Hi Morten,
On Thu, Oct 27, 2016 at 02:38:12PM +0100, Morten Rasmussen wrote:
[...]
o Testing result:
Tested hackbench on Hikey with CA53x8 CPUs with SMP load balance:
time sh -c 'for i in `seq 100`; do /data/hackbench -p -P > /dev/null; done' real user system baseline 6m00.57s 1m41.72s 34m38.18s rb tree 5m55.79s 1m33.68s 34m08.38s
For hackbench test case we can see with rb tree it even has better result than baseline kernel.
It is around 1% difference, so pretty much in the noise? Have tried longer runs of hackbench? For the capacity awareness postings I'm using:
Sorry in my previous testing I wrongly used WALT signals, so please ignore it.
I did more testing on it for PELT signals, below are testing result:
baseline: 5m57.86s real 1m42.36s user 34m23.30s system (PELT) 5m56.60s real 1m41.45s user 34m16.23s system (PELT)
with rb-tree patches: 5m43.84s real 1m35.82s user 32m56.43s system (PELT) 5m46.67s real 1m35.39s user 33m18.07s system (PELT)
The real run time is not decreased too much (10s ~ 14s), but we can see the system time can decrease obviously (58.16s ~ 86.97s) for multi-core's processing.
perf stat --null --repeat 10 -- \ perf bench sched messaging -g 50 -l 1000
I'm still curious how many tasks that are actually on the rq for hackbench, but it seems that overhead isn't a major issue.
From the code, at the same time hackbench launches 40 processes (20
processes for messager's senders and 20 for receivers).
Do you think this is similiar testing with perf you meantioned?

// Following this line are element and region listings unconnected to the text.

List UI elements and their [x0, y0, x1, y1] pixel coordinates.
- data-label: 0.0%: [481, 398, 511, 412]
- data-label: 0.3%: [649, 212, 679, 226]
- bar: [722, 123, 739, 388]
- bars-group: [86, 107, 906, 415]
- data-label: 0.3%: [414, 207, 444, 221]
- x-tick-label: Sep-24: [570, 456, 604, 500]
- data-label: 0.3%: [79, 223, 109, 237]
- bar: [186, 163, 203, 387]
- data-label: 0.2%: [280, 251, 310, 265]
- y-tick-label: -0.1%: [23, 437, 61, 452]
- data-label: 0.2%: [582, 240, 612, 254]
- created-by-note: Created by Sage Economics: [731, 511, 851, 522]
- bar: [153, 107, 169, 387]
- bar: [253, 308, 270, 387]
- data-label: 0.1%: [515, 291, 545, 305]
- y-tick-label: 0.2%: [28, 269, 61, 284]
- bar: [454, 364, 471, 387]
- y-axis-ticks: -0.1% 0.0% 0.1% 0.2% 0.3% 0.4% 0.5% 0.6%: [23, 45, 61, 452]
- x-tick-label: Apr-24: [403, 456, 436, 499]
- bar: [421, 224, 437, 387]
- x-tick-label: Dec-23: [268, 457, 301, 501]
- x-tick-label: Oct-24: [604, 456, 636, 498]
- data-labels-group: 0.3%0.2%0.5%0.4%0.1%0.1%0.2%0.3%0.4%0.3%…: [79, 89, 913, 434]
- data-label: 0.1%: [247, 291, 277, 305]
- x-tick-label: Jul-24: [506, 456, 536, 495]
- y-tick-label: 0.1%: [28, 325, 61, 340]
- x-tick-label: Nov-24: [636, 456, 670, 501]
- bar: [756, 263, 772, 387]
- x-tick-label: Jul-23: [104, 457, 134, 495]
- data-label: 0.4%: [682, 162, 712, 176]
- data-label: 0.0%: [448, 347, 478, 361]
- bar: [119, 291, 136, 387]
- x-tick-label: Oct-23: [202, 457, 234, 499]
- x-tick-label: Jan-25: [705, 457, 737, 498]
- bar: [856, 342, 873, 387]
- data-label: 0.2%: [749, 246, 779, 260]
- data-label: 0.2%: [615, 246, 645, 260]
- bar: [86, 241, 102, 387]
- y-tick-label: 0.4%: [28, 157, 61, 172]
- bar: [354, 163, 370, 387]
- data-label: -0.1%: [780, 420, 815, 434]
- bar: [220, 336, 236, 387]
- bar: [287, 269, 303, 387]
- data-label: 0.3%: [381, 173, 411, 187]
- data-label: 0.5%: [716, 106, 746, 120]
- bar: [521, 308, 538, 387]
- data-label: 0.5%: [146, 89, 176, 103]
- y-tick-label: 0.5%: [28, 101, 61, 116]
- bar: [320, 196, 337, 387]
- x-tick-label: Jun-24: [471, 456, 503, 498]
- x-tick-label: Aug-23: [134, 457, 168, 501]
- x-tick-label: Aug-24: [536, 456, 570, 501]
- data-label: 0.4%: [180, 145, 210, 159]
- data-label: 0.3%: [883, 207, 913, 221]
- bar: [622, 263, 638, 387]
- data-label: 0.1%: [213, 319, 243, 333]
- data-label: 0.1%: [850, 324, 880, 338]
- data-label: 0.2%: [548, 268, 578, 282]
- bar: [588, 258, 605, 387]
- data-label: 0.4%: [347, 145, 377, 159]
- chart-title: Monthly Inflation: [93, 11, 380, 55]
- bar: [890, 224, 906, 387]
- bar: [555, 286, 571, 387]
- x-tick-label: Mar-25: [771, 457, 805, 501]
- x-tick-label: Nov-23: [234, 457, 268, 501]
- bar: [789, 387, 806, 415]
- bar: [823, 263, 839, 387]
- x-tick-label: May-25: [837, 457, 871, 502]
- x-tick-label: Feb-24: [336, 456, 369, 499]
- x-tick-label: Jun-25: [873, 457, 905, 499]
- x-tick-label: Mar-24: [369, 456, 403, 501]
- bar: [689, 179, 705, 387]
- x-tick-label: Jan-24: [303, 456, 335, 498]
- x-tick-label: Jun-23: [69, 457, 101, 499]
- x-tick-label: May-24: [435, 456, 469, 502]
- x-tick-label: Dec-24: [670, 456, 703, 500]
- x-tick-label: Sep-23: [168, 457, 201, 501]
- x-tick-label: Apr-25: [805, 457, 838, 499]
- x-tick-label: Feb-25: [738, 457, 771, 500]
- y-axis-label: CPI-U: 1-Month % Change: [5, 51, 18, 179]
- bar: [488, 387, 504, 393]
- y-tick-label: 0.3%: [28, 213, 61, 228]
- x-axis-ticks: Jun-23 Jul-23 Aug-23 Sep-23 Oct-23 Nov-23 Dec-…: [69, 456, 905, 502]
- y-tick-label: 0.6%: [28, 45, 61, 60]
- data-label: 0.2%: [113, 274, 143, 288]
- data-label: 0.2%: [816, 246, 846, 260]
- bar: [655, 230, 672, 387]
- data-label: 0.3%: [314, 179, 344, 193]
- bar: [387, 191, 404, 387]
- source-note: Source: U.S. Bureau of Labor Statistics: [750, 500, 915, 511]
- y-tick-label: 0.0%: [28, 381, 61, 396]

Tested video playback on Juno for LB_MIN vs rb tree:
LB_MIN Nrg:LITTLE Nrg:Big Nrg:Sum
11.3122 8.983429 20.295629 11.337446 8.174061 19.511507 11.256941 8.547895 19.804836 10.994329 9.633028 20.627357 11.483148 8.522364 20.005512 avg. 11.2768128 8.7721554 20.0489682
stdev 0.431777914
rb tree Nrg:LITTLE Nrg:Big Nrg:Sum
11.384301 8.412714 19.797015 11.673992 8.455219 20.129211 11.586081 8.414606 20.000687 11.423509 8.64781 20.071319 11.43709 8.595252 20.032342 avg. 11.5009946 8.5051202 20.0061148
stdev 0.1263371635
vs LB_MIN +1.99% -3.04% -0.21%
Should I read this as the energy benefits of the rb-tree solution is the negligible? It seems to be much smaller than the error margins.
From the power data on Juno, the final difference is quite small. But
if we review the energy for big cluster and little cluster, we can see the benefit by reducing big core's energy and uses more LITTLE core for tasks.
From my previous experience, the power optimization patches can save
power 10% on another b.L system for camera case, but it only can save CPU power 2.97% for video playback on Juno. This is caused by video playback still have no enough small tasks, for the case with many small tasks we can see more benefit.
Do you have suggestion for power testing case on Juno?
Does we have evidence that the util-rb-tree solution is any better than using LB_MIN?
I think the evidence is big core saving 3.04% energy than LB_MIN, this is not big difference on Juno. The difference is possible to enlarged for the scenario with many tasks (like camera case).
But yes, this should be verified on other SoCs for more confidence.